Lanceurs d'alerte : le décret d'application est paru

Gouvernance  |    |  Laurent Radisson

La loi du 21 mars 2022 destinée à améliorer la protection des lanceurs d'alerte est entrée en vigueur le 1er septembre dernier. Mais son décret d'application vient seulement de paraître au Journal officiel du 4 octobre.
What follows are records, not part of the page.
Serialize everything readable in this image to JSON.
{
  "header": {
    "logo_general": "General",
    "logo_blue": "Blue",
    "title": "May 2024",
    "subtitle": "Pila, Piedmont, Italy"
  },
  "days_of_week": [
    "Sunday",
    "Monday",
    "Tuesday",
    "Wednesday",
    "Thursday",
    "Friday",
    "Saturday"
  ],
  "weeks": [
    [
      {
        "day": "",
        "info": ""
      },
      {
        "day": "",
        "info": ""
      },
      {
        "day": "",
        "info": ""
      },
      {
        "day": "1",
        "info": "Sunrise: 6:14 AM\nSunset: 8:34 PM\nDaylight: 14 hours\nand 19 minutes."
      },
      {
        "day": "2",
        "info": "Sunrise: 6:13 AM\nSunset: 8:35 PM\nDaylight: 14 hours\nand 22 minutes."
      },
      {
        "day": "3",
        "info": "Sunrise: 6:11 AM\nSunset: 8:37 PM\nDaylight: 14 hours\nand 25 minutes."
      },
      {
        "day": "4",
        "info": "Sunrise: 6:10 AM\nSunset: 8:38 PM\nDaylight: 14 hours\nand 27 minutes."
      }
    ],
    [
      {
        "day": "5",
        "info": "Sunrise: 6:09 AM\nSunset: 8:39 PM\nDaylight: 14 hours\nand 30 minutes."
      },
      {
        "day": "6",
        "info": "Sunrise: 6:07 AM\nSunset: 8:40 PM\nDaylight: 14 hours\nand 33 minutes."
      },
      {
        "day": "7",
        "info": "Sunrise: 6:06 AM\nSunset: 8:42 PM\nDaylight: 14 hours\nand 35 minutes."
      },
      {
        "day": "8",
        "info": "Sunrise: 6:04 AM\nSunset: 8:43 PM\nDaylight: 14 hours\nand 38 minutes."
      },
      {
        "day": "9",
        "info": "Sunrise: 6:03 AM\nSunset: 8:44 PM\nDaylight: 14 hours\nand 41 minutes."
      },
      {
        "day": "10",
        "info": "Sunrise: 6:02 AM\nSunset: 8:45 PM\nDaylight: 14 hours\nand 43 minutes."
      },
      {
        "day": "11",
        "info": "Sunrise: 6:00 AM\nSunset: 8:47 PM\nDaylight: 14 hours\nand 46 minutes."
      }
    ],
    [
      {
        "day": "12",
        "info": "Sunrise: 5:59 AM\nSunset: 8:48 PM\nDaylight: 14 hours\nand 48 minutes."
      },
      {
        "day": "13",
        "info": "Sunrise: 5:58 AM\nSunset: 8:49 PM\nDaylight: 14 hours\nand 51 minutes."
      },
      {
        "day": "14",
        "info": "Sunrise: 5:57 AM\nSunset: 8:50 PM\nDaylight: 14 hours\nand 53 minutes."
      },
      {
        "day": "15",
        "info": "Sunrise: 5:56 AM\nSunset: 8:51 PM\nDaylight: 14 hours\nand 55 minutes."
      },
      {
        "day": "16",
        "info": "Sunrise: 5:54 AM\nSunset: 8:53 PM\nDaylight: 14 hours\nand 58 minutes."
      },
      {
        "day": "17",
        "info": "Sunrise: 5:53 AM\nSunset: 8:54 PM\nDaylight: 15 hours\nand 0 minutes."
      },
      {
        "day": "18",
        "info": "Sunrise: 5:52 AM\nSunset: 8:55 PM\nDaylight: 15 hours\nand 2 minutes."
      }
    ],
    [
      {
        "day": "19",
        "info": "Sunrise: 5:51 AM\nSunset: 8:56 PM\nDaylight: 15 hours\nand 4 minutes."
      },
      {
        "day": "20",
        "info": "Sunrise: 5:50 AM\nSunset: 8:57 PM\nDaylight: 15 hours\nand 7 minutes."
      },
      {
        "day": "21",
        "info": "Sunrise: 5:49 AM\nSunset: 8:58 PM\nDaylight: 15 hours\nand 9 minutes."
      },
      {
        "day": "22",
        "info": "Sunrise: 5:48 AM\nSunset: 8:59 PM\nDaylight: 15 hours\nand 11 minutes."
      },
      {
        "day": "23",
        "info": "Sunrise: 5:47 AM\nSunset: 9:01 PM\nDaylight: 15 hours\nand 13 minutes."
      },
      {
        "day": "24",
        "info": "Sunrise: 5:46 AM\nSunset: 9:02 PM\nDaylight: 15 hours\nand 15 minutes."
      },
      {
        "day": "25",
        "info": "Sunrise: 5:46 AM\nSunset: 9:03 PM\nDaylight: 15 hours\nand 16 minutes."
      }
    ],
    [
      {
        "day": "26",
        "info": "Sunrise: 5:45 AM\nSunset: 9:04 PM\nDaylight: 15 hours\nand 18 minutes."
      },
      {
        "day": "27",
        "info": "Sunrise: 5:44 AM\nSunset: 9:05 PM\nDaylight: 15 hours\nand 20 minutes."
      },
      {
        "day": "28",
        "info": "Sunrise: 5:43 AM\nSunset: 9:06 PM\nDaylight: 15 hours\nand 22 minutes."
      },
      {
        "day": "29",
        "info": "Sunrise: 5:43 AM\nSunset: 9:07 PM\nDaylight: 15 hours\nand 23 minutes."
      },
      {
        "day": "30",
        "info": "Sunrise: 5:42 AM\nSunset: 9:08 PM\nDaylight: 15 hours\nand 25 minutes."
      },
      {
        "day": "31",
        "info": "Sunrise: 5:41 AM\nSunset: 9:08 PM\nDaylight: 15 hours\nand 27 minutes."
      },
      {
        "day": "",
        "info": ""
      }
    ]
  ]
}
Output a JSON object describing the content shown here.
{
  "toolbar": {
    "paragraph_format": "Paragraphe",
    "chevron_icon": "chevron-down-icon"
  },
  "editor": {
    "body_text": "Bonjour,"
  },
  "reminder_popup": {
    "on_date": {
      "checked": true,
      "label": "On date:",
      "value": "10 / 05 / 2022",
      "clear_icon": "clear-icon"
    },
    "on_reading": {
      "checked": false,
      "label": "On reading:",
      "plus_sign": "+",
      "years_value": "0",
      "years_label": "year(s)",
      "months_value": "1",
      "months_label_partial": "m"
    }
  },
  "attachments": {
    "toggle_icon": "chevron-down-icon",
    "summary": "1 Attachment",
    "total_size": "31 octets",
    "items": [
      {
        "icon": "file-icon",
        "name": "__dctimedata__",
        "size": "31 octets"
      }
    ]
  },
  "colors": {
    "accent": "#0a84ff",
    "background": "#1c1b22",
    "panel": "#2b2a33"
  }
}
Dans ses visas figure la directive européenne du 23 octobre 2019 que les États membres auraient dû transposer dans leur droit interne avant le 17 décembre 2021. La France, avec quatorze autres États, avait reçu, le 15 juillet dernier, un avis motivé de la Commission européenne pour transposition incomplète de la directive.

La loi française contient plusieurs dispositions visant à améliorer la protection des lanceurs d'alerte : possibilité de saisir directement une autorité administrative ou judiciaire extérieure, immunité pénale complète, rôle de facilitateur reconnu aux associations, renforcement des sanctions contre les étouffeurs d'alerte, etc. Le décret vient fixer la procédure interne de recueil et de traitement des signalements, puis la procédure de traitement de l'alerte par les autorités externes, ainsi que la liste de ces autorités. Celles-ci sont l'Inspection générale de l'environnement et du développement durable (Igedd), en matière d'environnement, l'Autorité de sûreté nucléaire (ASN), pour ce qui concerne la radioprotection et la sûreté nucléaire, l'Agence nationale de sécurité sanitaire (Anses), pour la sécurité des aliments et la santé publique, ou encore le Conseil général de l'alimentation, de l'agriculture et des espaces ruraux (CGAAER), pour l'agriculture et la sécurité des aliments.

« C'est la première fois que cette question du traitement des alertes est réellement prise en considération par une législation ad hoc », se félicite la Maison des lanceurs d'alerte (MLA), une coalition qui regroupe une trentaine d'associations et de syndicats. « Les autorités listées dans le décret ont l'obligation de traiter les signalements et de faire un retour d'informations sur les mesures prises ou envisagées pour remédier au problème dans un délai de trois à six mois. Il s'agit là d'une avancée significative et demandée de longue date », se réjouit l'ONG.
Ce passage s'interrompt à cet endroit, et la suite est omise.